#40jours #prologue | porosité

A mesure qu’approche la date du déménagement qui me fera quitter cette ville tant aimée, mes nuits d’insomnie mêlent tous les lieux qui m’ont façonnée.

Restent des pissenlits qui insistent pour sortir la tête d’entre deux pavés, rue du Viaduc à Ixelles, des petites souris dans des greniers d’immeubles criblés de routes invisibles aux humains à Jette, 3ème étage d’un immeuble brinquebalent mais rénové à l’intérieur façon design contemporain, grands espaces ouverts, murs blancs et beaux planchers, qui sursautent à chaque fois que, sur l’avenue, passe une voiture plus lourde que les autres.  Reste une lumière rosée à la tombée des ciels mouillés sur les murs en brique rouge  des facades bien alignés. Comme une menace surgit le profil noir d’un rat qui fouine autour des tentes de réfugiés posés à même les pavés sous la plateforme du métro aérien, station Stalingrad.  S’y collent des odeurs de poissons, des cris de mouettes. Des cadavres de blattes sur les trottoirs le soir, dans le quartier « de la Rive d’en face » de Smyrne la brûlée. Seulement  leurs cadavres, pauvres mais énormes blattes collées à des trottoirs imbibés d’insecticide dans cette ville chaleureuse mais dont on devine pourtant la cruauté et la folie : le monde animal de mes trois communes, de mes trois  villes, de mes deux continents.

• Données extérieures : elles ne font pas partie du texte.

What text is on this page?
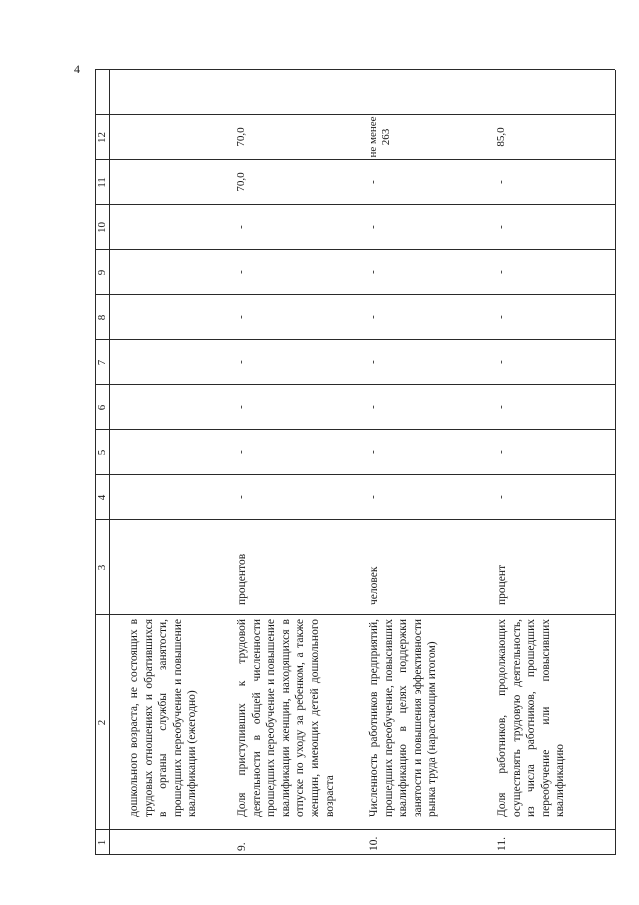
4
1
2
3
4
5
6
7
8
9
10
11
12
дошкольного возраста, не состоящих в трудовых отношениях и обратившихся в органы службы занятости, прошедших переобучение и повышение квалификации (ежегодно)
9.
Доля приступивших к трудовой деятельности в общей численности прошедших переобучение и повышение квалификации женщин, находящихся в отпуске по уходу за ребенком, а также женщин, имеющих детей дошкольного возраста
процентов
-
-
-
-
-
-
-
70,0
70,0
10.
Численность работников предприятий, прошедших переобучение, повысивших квалификацию в целях поддержки занятости и повышения эффективности рынка труда (нарастающим итогом)
человек
-
-
-
-
-
-
-
-
не менее 263
11.
Доля работников, продолжающих осуществлять трудовую деятельность, из числа работников, прошедших переобучение или повысивших квалификацию
процент
-
-
-
-
-
-
-
-
85,0
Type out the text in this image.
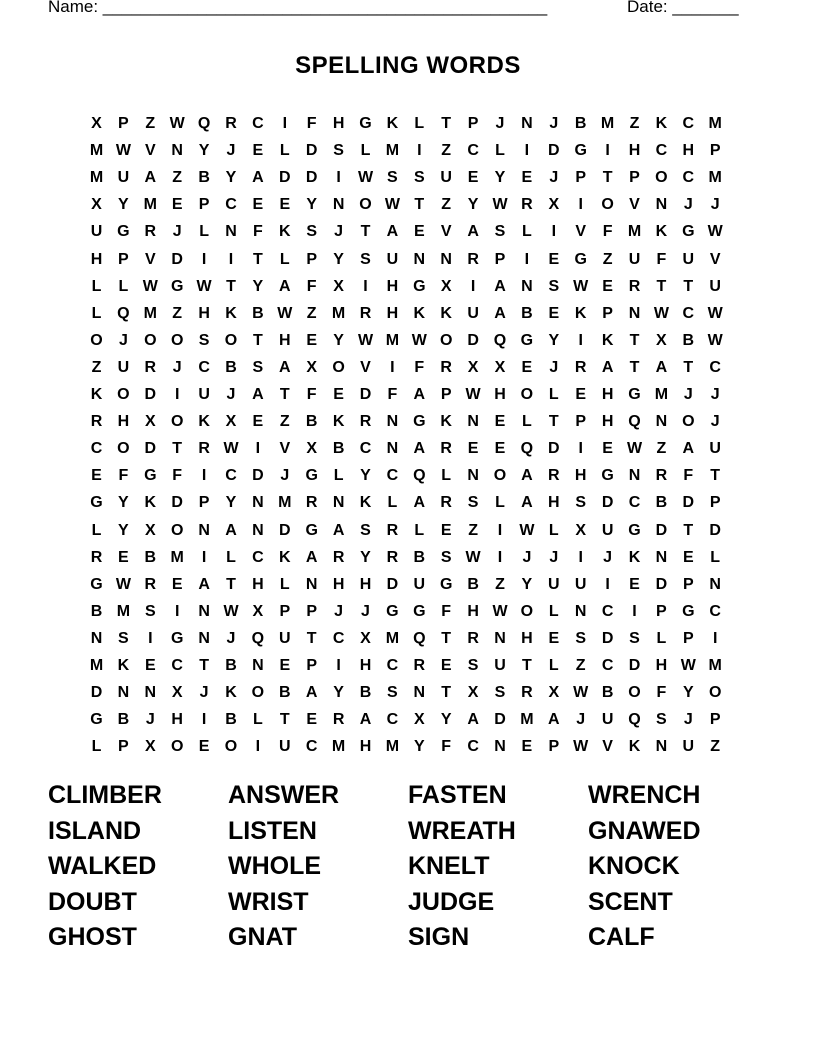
Name: _______________________________________________	Date: _______
SPELLING WORDS
X	P	Z W Q R C	I	F	H G K	L	T	P	J	N	J	B M Z	K C M
M W V N Y	J	E	L	D S	L M	I	Z	C	L	I	D G	I	H C H P
M U A	Z	B Y A D D	I	W S	S U E	Y	E	J	P	T	P O C M
X	Y M E	P C E	E	Y N O W T	Z	Y W R X	I	O V N	J	J
U G R	J	L	N	F	K S	J	T	A E	V A S	L	I	V	F M K G W
H P	V D	I	I	T	L	P	Y	S U N N R P	I	E G Z	U	F	U V
L	L W G W T	Y A	F	X	I	H G X	I	A N S W E R	T	T	U
L Q M Z	H K B W Z M R H K K U A B E K P N W C W
O	J	O O S O T	H E	Y W M W O D Q G Y	I	K	T	X B W
Z	U R	J	C B S A X O V	I	F	R X	X	E	J	R A	T	A	T	C
K O D	I	U	J	A	T	F	E D	F	A P W H O L	E H G M J	J
R H X O K X	E	Z	B K R N G K N E	L	T	P H Q N O	J
C O D	T	R W	I	V	X B C N A R E	E Q D	I	E W Z	A U
E	F G F	I	C D	J	G L	Y C Q L	N O A R H G N R	F	T
G Y K D P	Y N M R N K	L	A R S	L	A H S D C B D P
L	Y	X O N A N D G A S R	L	E	Z	I	W L	X U G D	T	D
R E B M	I	L	C K A R Y R B S W	I	J	J	I	J	K N E	L
G W R E A	T	H	L	N H H D U G B	Z	Y U U	I	E D P N
B M S	I	N W X	P	P	J	J	G G F	H W O L	N C	I	P G C
N S	I	G N	J	Q U	T	C X M Q T	R N H E	S D S	L	P	I
M K E C	T	B N E	P	I	H C R E	S U	T	L	Z	C D H W M
D N N X	J	K O B A Y B S N	T	X	S R X W B O F	Y O
G B	J	H	I	B	L	T	E R A C X	Y A D M A	J	U Q S	J	P
L	P	X O E O	I	U C M H M Y	F	C N E	P W V K N U	Z
CLIMBER	ANSWER	FASTEN	WRENCH
ISLAND	LISTEN	WREATH	GNAWED
WALKED	WHOLE	KNELT	KNOCK
DOUBT	WRIST	JUDGE	SCENT
GHOST	GNAT	SIGN	CALF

Restent des briques, sorties des ventres des Belges, des pierres de taille arrachées aux carrières de l’Oise, du ciment poreux et trafiqué et ne resistant pas aux tremblements des  terres: le règne minéral des trois villes qui tissent mon ossature.

Restent l’autoroute urbaine qui ne surplombe que des avenues sur cette ville asséchée mais tirée des marais, les lézards et la guerrière qui a froid figée depuis des siècles sur son pont doré, des ferrys qui font des allers-retours entre les deux rives de la ville à la mer polluée ferrys dont on pourrait se passer juste en suivant la rive : les ponts de mes trois villes, quatre communes, deux continents. Sublime, grotesque, humain, mêlé, tout ensemble : Viaduc du Midi, Pont Alexandre III, golfe d’Egée : Bruxelles, Paris, Izmir.

A propos de Julidé

Dans à peu près 40 jours je vais quitter Bruxelles. Cet atelier #Les40jours m'est donc prédestiné : merci François Bon ! J'espère que la belle ville me laissera partir plus sereinement après mon hommage écrit. Que ces 40 jours 40 nuits me permettent de retrouver le chemin de mes mots. J'ai aussi hâte de vous lire !

2 commentaires à propos de “#40jours #prologue | porosité”

  1. Je n’ai pas retrouvé la trace de la proposition, mais le voyage est bien beau, merci !
    Remarque technique : je pense qu’il faut décocher la catégorie progression#10 qui s’affiche par défaut (le bug dont parlait François tout à l’heure)

  2. J’aime beaucoup ces images qui mêlent plusieurs rives et assemblent des souvenirs de pierres et de gens.